Figure 3.

Vitamin supplementation blocks IGF1 increase in running animals. (A) Colorimetric assay for serum β-hydroxybutyrate. Running induced an increase in circulating β-hydroxybutyrate with respect to the sedentary condition (RC, n = 6; 2.20 ± 0.17 nM; vs. SC, n = 6; 1.37 ± 0.13 nM; two-way ANOVA, F = 7.17, Holm–Sidak method, p < 0.001). Vitamin supplementation caused an increase of β-hydroxybutyrate levels in sedentary animals (SV, n = 6; 2.29 ± 0.12 nM; p < 0.001), but no further increase was observed after free running. (B) ELISA for serum IGF-1. Serum IGF-1 levels were markedly increased in exercised rats as compared to sedentary animals fed with the control diet (n = 8 and n = 7, respectively; two-way ANOVA, F = 1.92, Holm–Sidak method, p = 0.047). Vitamin supplementation completely abolished the IGF-1 increase induced by physical exercise, without any effect in sedentary animals (n = 8 and n = 7, p = 0.003 and p = 0.006, respectively). (C) Western blot for pIGF-1 receptor in the visual cortex.

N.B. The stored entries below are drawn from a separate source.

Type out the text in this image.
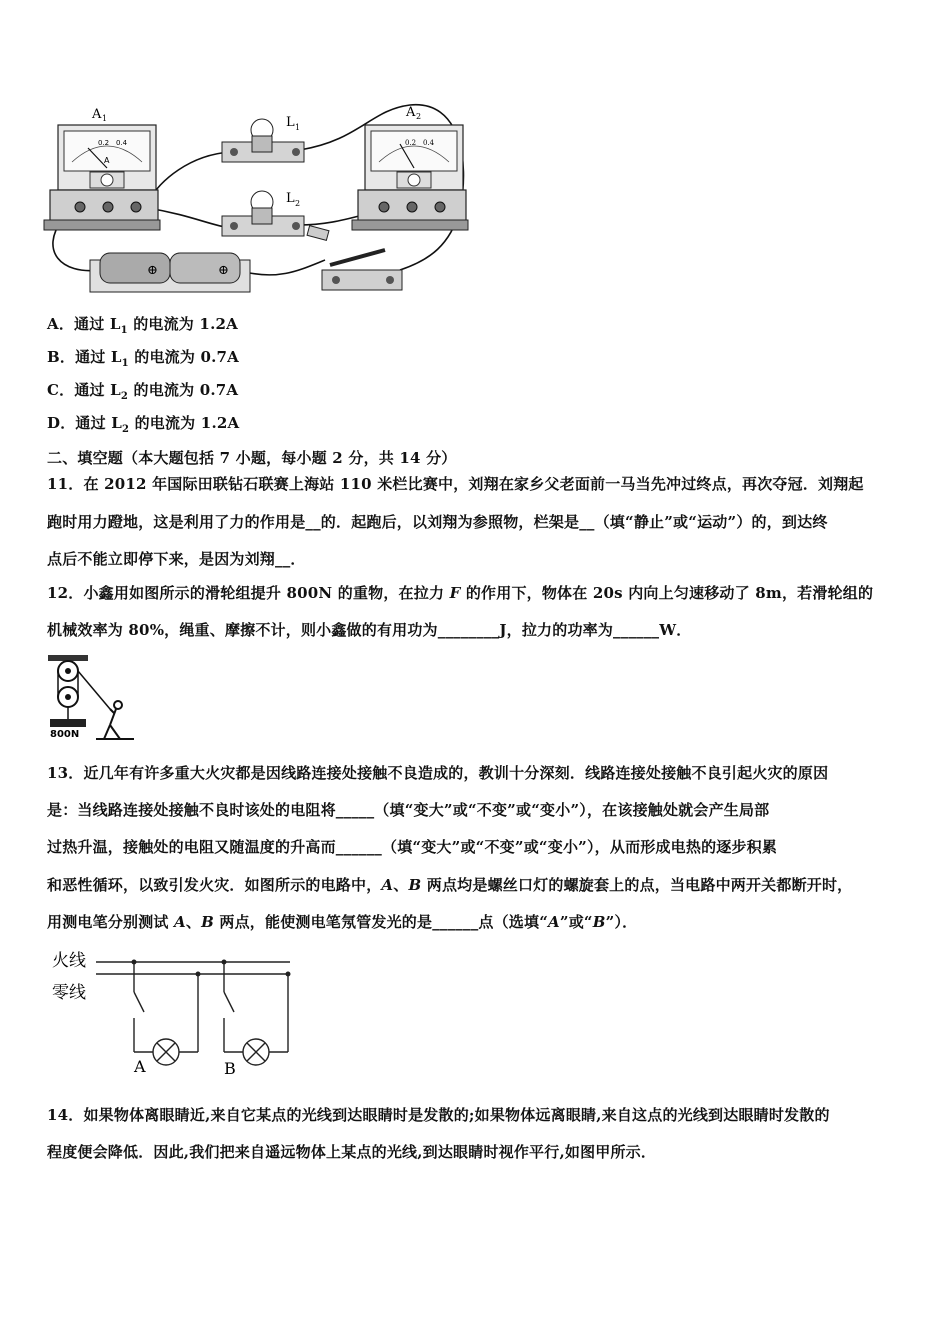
0.2 0.4
A
A 1	L 1
L 2
0.2 0.4
A 2
⊕	⊕
A．通过 $L_1$ 的电流为 1.2A
B．通过 $L_1$ 的电流为 0.7A
C．通过 $L_2$ 的电流为 0.7A
D．通过 $L_2$ 的电流为 1.2A
二、填空题（本大题包括 7 小题，每小题 2 分，共 14 分）
11．在 2012 年国际田联钻石联赛上海站 110 米栏比赛中，刘翔在家乡父老面前一马当先冲过终点，再次夺冠．刘翔起
跑时用力蹬地，这是利用了力的作用是__的．起跑后，以刘翔为参照物，栏架是__（填“静止”或“运动”）的，到达终
点后不能立即停下来，是因为刘翔__．
12．小鑫用如图所示的滑轮组提升 800N 的重物，在拉力 F 的作用下，物体在 20s 内向上匀速移动了 8m，若滑轮组的
机械效率为 80%，绳重、摩擦不计，则小鑫做的有用功为________J，拉力的功率为______W．
800N
13．近几年有许多重大火灾都是因线路连接处接触不良造成的，教训十分深刻．线路连接处接触不良引起火灾的原因
是：当线路连接处接触不良时该处的电阻将_____（填“变大”或“不变”或“变小”），在该接触处就会产生局部
过热升温，接触处的电阻又随温度的升高而______（填“变大”或“不变”或“变小”），从而形成电热的逐步积累
和恶性循环，以致引发火灾．如图所示的电路中，A、B 两点均是螺丝口灯的螺旋套上的点，当电路中两开关都断开时，
用测电笔分别测试 A、B 两点，能使测电笔氖管发光的是______点（选填“A”或“B”）．
火线
零线
A	B
14．如果物体离眼睛近,来自它某点的光线到达眼睛时是发散的;如果物体远离眼睛,来自这点的光线到达眼睛时发散的
程度便会降低．因此,我们把来自遥远物体上某点的光线,到达眼睛时视作平行,如图甲所示．
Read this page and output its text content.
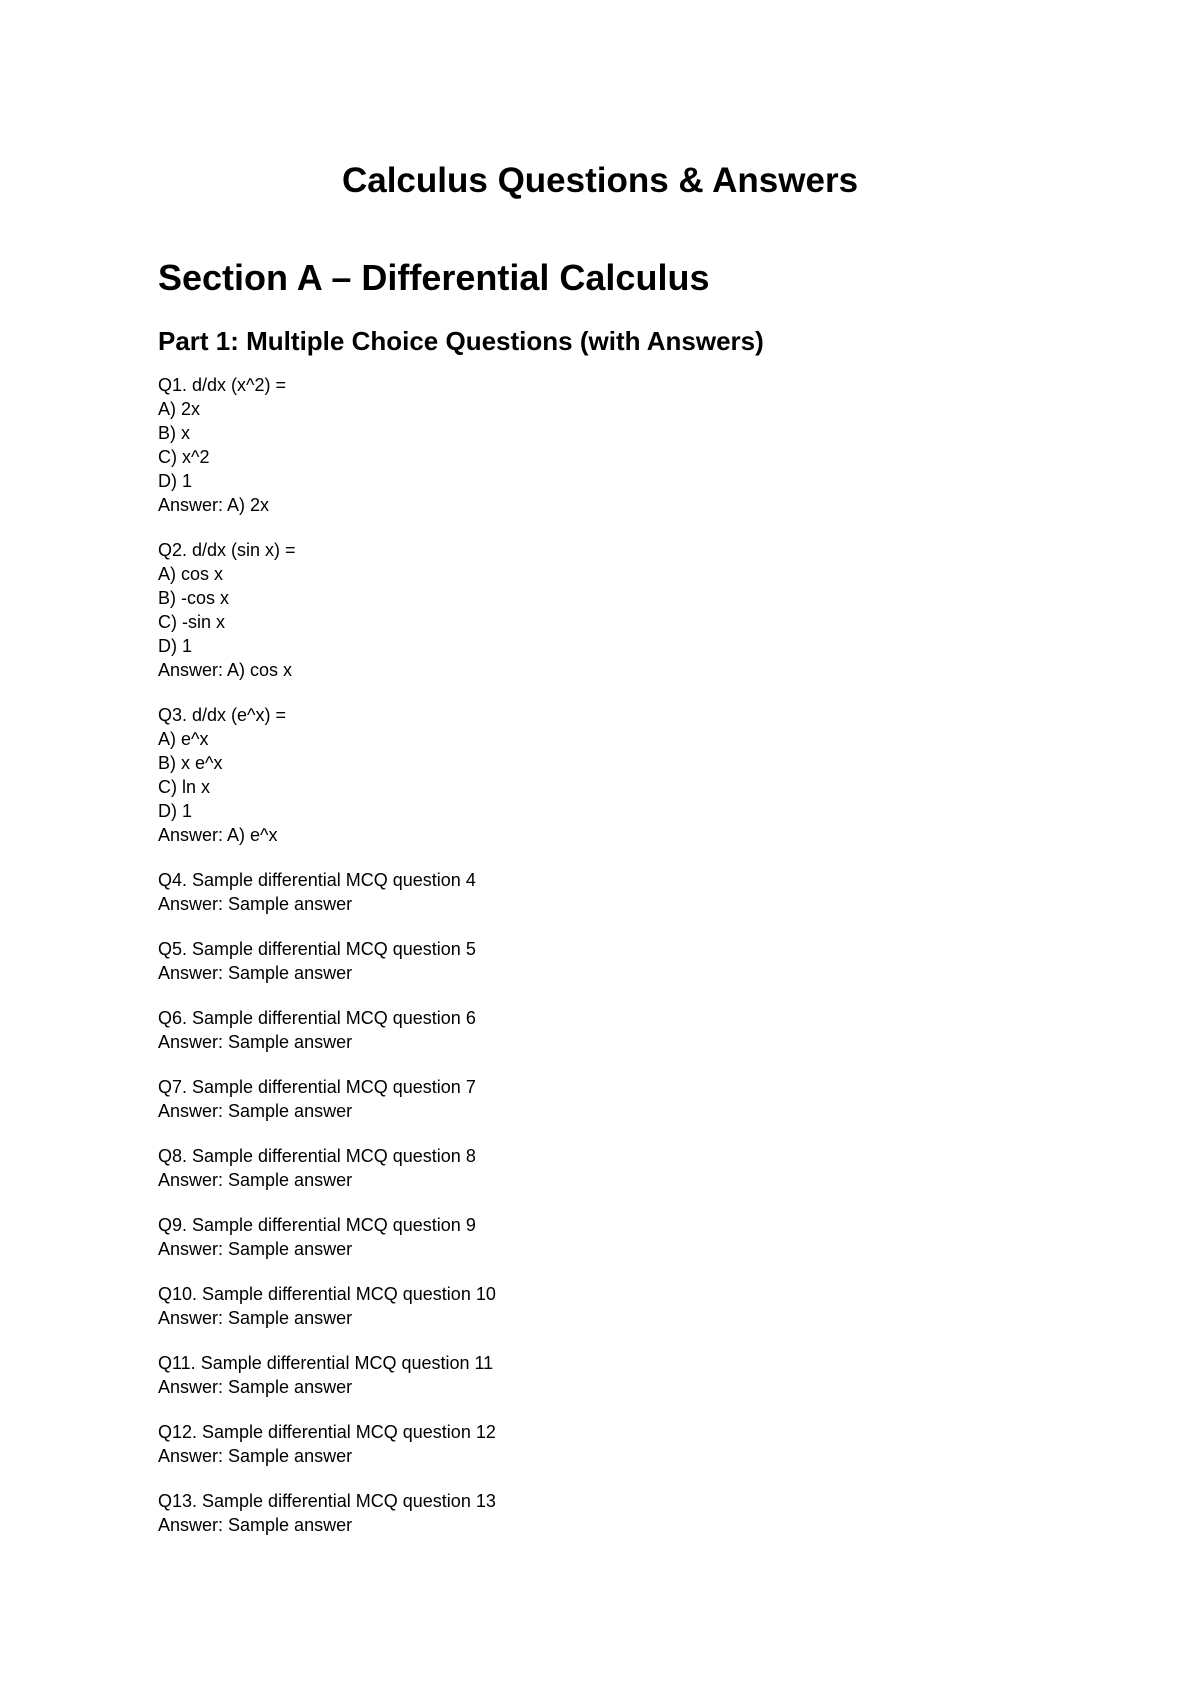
Calculus Questions & Answers
Section A – Differential Calculus
Part 1: Multiple Choice Questions (with Answers)
Q1. d/dx (x^2) =
A) 2x
B) x
C) x^2
D) 1
Answer: A) 2x
Q2. d/dx (sin x) =
A) cos x
B) -cos x
C) -sin x
D) 1
Answer: A) cos x
Q3. d/dx (e^x) =
A) e^x
B) x e^x
C) ln x
D) 1
Answer: A) e^x
Q4. Sample differential MCQ question 4
Answer: Sample answer
Q5. Sample differential MCQ question 5
Answer: Sample answer
Q6. Sample differential MCQ question 6
Answer: Sample answer
Q7. Sample differential MCQ question 7
Answer: Sample answer
Q8. Sample differential MCQ question 8
Answer: Sample answer
Q9. Sample differential MCQ question 9
Answer: Sample answer
Q10. Sample differential MCQ question 10
Answer: Sample answer
Q11. Sample differential MCQ question 11
Answer: Sample answer
Q12. Sample differential MCQ question 12
Answer: Sample answer
Q13. Sample differential MCQ question 13
Answer: Sample answer
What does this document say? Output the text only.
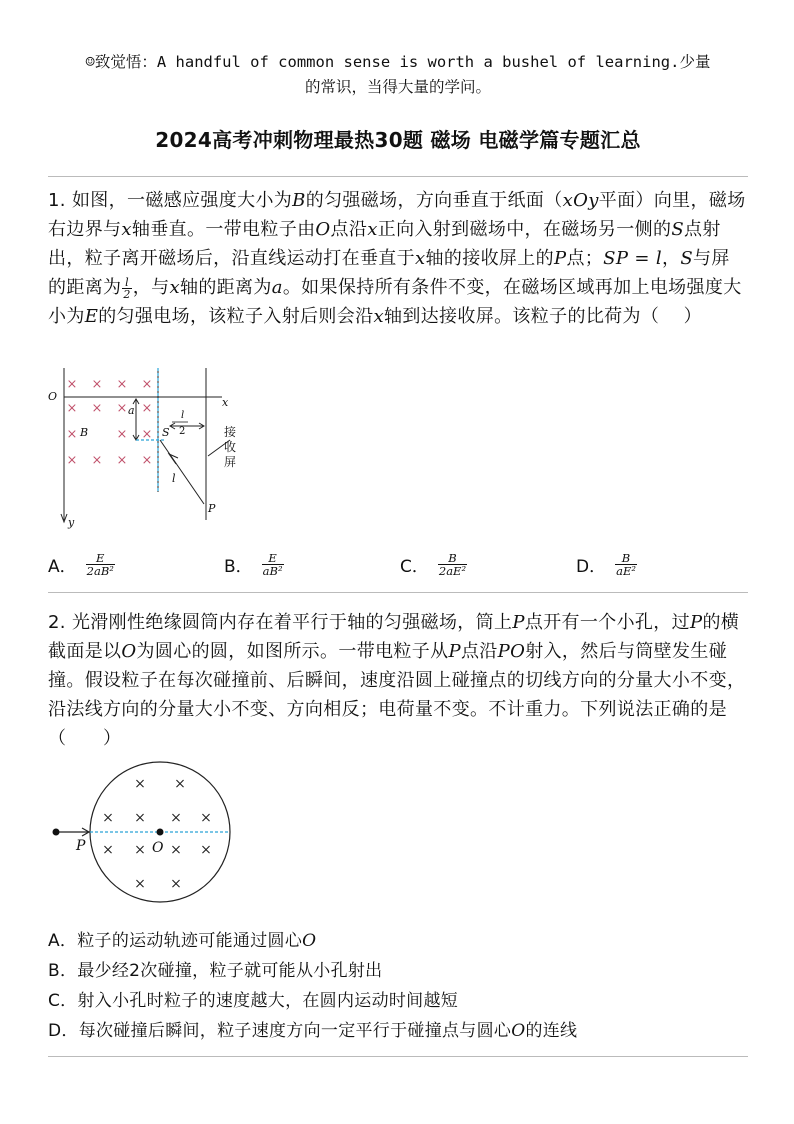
☺致觉悟：A handful of common sense is worth a bushel of learning.少量
的常识，当得大量的学问。
2024高考冲刺物理最热30题 磁场 电磁学篇专题汇总
1. 如图，一磁感应强度大小为B的匀强磁场，方向垂直于纸面（xOy平面）向里，磁场右边界与x轴垂直。一带电粒子由O点沿x正向入射到磁场中，在磁场另一侧的S点射出，粒子离开磁场后，沿直线运动打在垂直于x轴的接收屏上的P点；SP = l，S与屏的距离为 $\frac{l}{2}$ ，与x轴的距离为a。如果保持所有条件不变，在磁场区域再加上电场强度大小为E的匀强电场，该粒子入射后则会沿x轴到达接收屏。该粒子的比荷为（　 ）
× × × ×
× × × ×
×	× ×
× × × ×
O	x
y
a
B	S
l
l
2
P
接
收
屏
A． $\frac{E}{\text{2aB²}}$	B． $\frac{E}{\text{aB²}}$	C． $\frac{B}{\text{2aE²}}$	D． $\frac{B}{\text{aE²}}$
2. 光滑刚性绝缘圆筒内存在着平行于轴的匀强磁场，筒上P点开有一个小孔，过P的横截面是以O为圆心的圆，如图所示。一带电粒子从P点沿PO射入，然后与筒壁发生碰撞。假设粒子在每次碰撞前、后瞬间，速度沿圆上碰撞点的切线方向的分量大小不变，沿法线方向的分量大小不变、方向相反；电荷量不变。不计重力。下列说法正确的是（　　）
× ×
× × × ×
× × × ×
× ×
P	O
A．粒子的运动轨迹可能通过圆心O
B．最少经2次碰撞，粒子就可能从小孔射出
C．射入小孔时粒子的速度越大，在圆内运动时间越短
D．每次碰撞后瞬间，粒子速度方向一定平行于碰撞点与圆心O的连线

Physical activity led to a marked increase of phosphorylated rIG1-1 in the visual cortex of RC (n = 6) vs. SC (n = 6) animals; vitamin supplementation completely blocked this increase, with RV rats (n = 6) displaying levels of phosphorylated IGF-1 significantly lower than those displayed by RC rats (two-way ANOVA, F = 1.74, Holm–Sidak method, p = 0.037, p = 0.013, respectively). No effect was found in the visual cortex of sedentary animals fed with the diet supplemented with antioxidants (n = 6) (SC vs. SV, p = 0.407). The right panel shows representative bands for all groups. To calculate the fold change for both (B,C) panels, each individual value was normalized, dividing it by the mean value of the SC control group. * indicates statistically significant differences; error bars represent SEM.